Other issues in resting-state fMRI data acquisition and analysis that have not been addressed by this study are the optimal experimental setting and the physiological noise cleanup. There is no consensus whether subjects should be asleep or awake, with eyes open or closed (Marx et al. 2004, Horovitz et al. 2008, Bianciardi et al. 2009). Recent studies (Fukunaga et al. 2006, Horovitz et al. 2009) demonstrated the relative stability of resting-state networks through various sleep states. For single subject analysis, ICA can identify confounding factors of physiological noise (Kiviniemi et al. 2003 2009, Beckmann et al. 2005, De Luca et al. 2006, Birn et al. 2008). However, at the group level, ICA may benefit from removal of physiological noise (Biswal et al. 2010). We also like to point out that only eight subjects in each group were used in this preliminary cross-sectional study. More subjects, or a longitudinal study, are needed to confirm the findings and hypotheses generated from this research.

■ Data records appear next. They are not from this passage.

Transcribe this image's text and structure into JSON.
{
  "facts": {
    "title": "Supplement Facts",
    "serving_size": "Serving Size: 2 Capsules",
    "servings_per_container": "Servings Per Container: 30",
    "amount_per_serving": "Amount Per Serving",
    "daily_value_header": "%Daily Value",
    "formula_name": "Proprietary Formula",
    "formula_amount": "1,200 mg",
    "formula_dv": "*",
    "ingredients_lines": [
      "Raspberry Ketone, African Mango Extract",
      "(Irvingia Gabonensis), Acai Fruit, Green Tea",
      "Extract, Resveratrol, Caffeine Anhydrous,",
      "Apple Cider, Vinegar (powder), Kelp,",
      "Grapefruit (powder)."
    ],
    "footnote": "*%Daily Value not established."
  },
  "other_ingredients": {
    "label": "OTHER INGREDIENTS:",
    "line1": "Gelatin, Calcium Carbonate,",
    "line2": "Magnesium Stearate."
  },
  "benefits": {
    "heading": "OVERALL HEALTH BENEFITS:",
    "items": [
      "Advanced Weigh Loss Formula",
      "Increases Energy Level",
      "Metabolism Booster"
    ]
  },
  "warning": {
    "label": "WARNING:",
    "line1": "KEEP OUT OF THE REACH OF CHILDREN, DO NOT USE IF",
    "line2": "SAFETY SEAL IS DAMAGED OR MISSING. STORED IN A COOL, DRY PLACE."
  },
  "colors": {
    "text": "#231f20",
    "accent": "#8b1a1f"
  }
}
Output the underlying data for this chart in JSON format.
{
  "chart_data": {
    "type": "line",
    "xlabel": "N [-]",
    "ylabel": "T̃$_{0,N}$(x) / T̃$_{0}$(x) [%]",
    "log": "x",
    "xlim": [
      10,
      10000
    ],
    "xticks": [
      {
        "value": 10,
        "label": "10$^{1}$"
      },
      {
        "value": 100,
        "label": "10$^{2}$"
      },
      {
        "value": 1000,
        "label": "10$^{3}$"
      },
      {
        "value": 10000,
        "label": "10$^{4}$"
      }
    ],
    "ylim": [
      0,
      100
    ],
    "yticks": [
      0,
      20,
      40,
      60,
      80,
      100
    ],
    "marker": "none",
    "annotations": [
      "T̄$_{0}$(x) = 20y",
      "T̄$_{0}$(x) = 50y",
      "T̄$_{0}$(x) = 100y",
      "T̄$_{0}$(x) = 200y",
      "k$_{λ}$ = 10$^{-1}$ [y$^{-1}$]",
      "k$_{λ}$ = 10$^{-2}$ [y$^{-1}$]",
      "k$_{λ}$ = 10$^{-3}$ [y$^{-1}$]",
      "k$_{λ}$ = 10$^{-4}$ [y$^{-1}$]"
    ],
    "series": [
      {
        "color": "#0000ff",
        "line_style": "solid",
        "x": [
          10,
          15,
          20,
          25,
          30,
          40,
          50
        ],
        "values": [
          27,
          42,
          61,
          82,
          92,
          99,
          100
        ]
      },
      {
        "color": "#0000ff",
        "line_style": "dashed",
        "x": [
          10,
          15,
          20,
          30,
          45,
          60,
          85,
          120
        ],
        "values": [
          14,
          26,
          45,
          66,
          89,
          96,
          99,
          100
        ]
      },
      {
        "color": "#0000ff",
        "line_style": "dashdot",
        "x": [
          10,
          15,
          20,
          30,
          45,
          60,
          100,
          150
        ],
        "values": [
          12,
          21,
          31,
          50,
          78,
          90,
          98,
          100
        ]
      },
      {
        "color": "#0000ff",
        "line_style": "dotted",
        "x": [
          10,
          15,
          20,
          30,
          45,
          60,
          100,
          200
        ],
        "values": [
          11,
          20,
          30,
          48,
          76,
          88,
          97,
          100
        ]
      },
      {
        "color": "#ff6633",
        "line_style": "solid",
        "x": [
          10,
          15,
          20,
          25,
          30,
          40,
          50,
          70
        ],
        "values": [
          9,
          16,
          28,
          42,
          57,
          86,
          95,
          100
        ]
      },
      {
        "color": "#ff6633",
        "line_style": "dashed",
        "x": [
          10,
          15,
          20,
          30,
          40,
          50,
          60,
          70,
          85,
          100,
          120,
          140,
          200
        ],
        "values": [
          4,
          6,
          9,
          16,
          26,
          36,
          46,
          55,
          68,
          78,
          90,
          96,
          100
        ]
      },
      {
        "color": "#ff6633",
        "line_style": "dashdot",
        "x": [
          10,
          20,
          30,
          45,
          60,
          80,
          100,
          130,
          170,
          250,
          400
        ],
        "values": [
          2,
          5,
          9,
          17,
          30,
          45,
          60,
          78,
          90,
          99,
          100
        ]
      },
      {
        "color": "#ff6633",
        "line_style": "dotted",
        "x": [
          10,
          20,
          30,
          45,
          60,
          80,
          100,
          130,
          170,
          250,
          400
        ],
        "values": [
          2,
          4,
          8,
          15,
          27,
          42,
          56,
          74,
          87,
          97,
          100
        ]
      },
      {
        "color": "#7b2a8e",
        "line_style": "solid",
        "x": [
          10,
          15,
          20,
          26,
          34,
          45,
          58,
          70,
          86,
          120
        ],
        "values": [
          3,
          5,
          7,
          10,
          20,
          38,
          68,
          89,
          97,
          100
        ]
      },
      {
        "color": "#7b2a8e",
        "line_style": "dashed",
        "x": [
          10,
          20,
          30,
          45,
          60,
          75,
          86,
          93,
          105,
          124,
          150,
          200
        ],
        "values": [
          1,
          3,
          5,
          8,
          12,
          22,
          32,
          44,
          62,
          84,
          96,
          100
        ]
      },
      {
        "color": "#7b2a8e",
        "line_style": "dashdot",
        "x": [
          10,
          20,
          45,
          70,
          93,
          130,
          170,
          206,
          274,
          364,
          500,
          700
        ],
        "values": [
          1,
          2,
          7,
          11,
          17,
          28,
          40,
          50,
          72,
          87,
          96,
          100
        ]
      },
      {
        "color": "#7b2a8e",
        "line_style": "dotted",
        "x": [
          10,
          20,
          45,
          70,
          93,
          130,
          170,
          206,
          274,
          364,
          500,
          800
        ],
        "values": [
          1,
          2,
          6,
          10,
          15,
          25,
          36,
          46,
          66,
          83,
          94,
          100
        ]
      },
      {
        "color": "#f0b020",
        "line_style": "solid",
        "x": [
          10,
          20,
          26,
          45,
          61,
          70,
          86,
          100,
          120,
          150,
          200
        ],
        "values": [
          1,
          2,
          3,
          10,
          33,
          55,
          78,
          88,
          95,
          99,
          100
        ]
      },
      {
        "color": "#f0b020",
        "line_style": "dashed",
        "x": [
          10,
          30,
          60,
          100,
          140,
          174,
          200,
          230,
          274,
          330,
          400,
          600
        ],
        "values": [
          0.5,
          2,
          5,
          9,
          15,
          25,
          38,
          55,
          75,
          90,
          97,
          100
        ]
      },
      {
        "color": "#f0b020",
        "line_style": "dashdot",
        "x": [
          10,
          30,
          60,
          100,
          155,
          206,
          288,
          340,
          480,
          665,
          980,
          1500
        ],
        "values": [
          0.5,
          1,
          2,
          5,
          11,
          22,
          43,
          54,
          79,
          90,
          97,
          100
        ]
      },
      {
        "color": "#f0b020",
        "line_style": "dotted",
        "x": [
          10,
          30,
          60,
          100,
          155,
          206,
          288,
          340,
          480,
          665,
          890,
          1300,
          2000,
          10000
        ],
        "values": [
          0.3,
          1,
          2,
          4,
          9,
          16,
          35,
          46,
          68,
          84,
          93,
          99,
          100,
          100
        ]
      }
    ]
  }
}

These technical considerations may further improve to reliably discriminate aMCI from normal aging individuals.

Conclusion

Using group ICA on resting-state fMRI data, we found that the amnestic mild cognitive impairment group had decreased activities in lateral prefrontal cortex, left medial temporal lobe, posterior cingulate cortex/retrosplenial cortex/precuneus, left medial temporal gyrus, and right angular gyrus, and increased activity in middle cingulate cortex, medial prefrontal cortex, and left inferior parietal lobe. These findings support the possibility that DMN alterations, particularly decreased activity in the posterior cingulate cortex and medial temporal lobe and increased activity in inferior parietal lobe, could be indicative of alterations in intrinsic brain architecture leading to functional deficiencies and compensatory changes seen in aMCI. Using an fMRI imaging protocol such that the slice acquisition is perpendicular to the long axis of the hippocampus, decreased activity in left MTL was observed for aMCI without statistically significant MTL volume differences between the two groups. A correlation between resting-state activities and memory tests suggests that resting-state fMRI should be explored further as a potential marker of cognitive decline.